Chico State’s college system runs counter to academic goals
Chico State students, faculty and staff who returned for the new school year Monday (Aug. 21) couldn’t help but notice sets of banners mounted on light posts lining the main promenade. One message holds particular resonance: “We are one university.”
However, its academic structure is not so unified. Chico State, in some key respects, is not “one university” in its systemic organization; it’s a collection of seven colleges, five schools and 29 centers/institutes. At least for the colleges, this structure has bred silos and competition for resources.
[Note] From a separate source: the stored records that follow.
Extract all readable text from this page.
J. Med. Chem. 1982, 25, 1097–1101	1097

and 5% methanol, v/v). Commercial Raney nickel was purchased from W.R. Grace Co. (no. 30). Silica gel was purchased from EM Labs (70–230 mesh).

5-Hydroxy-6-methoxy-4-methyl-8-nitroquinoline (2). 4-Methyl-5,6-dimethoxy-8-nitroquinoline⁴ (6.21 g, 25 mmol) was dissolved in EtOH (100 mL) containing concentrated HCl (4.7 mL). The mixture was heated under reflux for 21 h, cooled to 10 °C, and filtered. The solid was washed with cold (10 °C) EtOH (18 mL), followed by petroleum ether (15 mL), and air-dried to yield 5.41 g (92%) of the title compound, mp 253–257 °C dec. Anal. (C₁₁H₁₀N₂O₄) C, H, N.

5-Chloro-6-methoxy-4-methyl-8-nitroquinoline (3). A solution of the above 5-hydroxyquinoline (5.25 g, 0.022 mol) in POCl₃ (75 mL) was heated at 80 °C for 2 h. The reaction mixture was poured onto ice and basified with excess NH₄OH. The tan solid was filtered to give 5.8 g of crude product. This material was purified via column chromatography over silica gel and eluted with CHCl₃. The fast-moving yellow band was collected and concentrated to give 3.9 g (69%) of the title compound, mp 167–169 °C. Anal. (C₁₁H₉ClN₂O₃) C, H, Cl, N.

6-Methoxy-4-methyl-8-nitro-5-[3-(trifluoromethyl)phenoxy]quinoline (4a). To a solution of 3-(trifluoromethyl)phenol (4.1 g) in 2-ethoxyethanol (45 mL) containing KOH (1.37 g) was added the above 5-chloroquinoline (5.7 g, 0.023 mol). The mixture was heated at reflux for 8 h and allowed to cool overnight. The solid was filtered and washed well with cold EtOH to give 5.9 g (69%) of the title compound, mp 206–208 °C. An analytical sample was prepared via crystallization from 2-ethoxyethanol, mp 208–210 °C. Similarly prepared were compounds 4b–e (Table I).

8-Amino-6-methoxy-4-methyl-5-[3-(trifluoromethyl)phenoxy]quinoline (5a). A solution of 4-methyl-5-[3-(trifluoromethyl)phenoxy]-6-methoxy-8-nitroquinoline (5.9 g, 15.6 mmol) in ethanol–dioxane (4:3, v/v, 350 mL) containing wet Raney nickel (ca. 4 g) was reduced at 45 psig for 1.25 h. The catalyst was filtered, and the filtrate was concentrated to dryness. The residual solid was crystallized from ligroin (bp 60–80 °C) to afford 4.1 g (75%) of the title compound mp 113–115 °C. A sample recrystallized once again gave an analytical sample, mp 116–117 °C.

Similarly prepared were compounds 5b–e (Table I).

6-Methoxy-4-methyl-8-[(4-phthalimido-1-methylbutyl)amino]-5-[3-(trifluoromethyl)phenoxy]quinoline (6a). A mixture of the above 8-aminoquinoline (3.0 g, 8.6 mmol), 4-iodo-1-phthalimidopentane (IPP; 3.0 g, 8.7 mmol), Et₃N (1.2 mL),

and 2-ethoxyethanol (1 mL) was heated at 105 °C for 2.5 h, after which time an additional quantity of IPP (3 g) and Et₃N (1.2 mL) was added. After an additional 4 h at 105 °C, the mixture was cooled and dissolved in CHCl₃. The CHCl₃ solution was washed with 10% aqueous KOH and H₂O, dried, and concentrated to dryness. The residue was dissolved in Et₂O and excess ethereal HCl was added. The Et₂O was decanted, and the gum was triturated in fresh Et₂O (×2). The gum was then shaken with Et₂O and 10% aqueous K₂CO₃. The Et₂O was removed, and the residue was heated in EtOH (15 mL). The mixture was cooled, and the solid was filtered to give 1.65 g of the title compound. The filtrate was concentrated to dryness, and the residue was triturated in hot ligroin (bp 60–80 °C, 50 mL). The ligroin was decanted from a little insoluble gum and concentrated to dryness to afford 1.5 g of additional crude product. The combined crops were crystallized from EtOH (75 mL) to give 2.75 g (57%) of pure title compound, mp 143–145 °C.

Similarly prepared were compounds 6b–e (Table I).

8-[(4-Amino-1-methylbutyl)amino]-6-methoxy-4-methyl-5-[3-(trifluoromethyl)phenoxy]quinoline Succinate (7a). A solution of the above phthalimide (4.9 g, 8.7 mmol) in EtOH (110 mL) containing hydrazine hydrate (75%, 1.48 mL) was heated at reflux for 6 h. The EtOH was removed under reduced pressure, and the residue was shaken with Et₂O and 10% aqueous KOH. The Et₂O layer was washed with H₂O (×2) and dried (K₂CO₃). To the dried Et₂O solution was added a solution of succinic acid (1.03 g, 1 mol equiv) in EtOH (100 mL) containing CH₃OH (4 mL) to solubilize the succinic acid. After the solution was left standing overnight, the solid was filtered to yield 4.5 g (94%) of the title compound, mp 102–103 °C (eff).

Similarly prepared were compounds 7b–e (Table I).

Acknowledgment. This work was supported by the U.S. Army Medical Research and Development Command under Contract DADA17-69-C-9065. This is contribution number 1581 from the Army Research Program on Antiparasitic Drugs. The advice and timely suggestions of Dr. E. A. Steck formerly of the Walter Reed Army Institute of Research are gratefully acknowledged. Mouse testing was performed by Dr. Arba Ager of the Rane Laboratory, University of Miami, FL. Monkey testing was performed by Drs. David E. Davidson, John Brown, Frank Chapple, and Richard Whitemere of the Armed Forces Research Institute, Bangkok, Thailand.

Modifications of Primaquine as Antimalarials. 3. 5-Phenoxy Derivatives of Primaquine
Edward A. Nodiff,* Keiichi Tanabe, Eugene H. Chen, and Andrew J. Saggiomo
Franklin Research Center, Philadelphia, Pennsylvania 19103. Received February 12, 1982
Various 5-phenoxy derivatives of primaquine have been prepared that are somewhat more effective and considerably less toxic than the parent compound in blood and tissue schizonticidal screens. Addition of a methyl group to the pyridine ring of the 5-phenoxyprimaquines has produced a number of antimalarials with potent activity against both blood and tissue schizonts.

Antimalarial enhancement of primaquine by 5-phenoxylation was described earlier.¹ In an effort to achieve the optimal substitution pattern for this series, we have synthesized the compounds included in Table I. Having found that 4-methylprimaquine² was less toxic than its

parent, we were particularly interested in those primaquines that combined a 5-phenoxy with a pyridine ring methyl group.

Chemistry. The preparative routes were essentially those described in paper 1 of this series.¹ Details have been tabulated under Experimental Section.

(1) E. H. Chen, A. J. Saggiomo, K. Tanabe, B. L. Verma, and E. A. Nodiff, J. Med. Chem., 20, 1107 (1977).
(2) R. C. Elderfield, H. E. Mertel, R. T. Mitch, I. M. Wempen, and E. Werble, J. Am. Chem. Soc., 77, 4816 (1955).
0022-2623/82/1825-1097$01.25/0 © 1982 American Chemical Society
Take the College of Humanities and Fine Arts. As reported in Newslines (“Existential crisis,” by Evan Tuchinsky, page 8), that unit of the university has a sizable deficit. Without a bailout of sorts from the provost, humanities would be in the red nearly $2 million; as it stands, Dean Robert Knight still is running numbers, with contracts pending from some part-time instructors even after classes began, but he told the CN&R he anticipates a deficit in the half-million range, or 5 percent of his budget.
Chico State uses a complicated system to fund its colleges. The primary allocations are primarily based on “productivity”—crudely, butts in seats—but adjusted for the type of class. A college gets less per student for an introductory English composition class than for an upper-division chemistry lab. General education courses fall more heavily in the former category; since the humanities college delivers a greater proportion of GEs than others, it’s the equivalent of a loss leader for Chico State.
Or, it would be if Chico State budgeted more holistically. Instead, Humanities and Fine Arts suffers from teaching the basics and low-tech classes, plus offering majors that aren’t as marketable as, say, business or criminal justice.
Chico State prides itself on its interdisciplinary approach to education. “One university” will remain a partial platitude if inclusion does not extend into academia.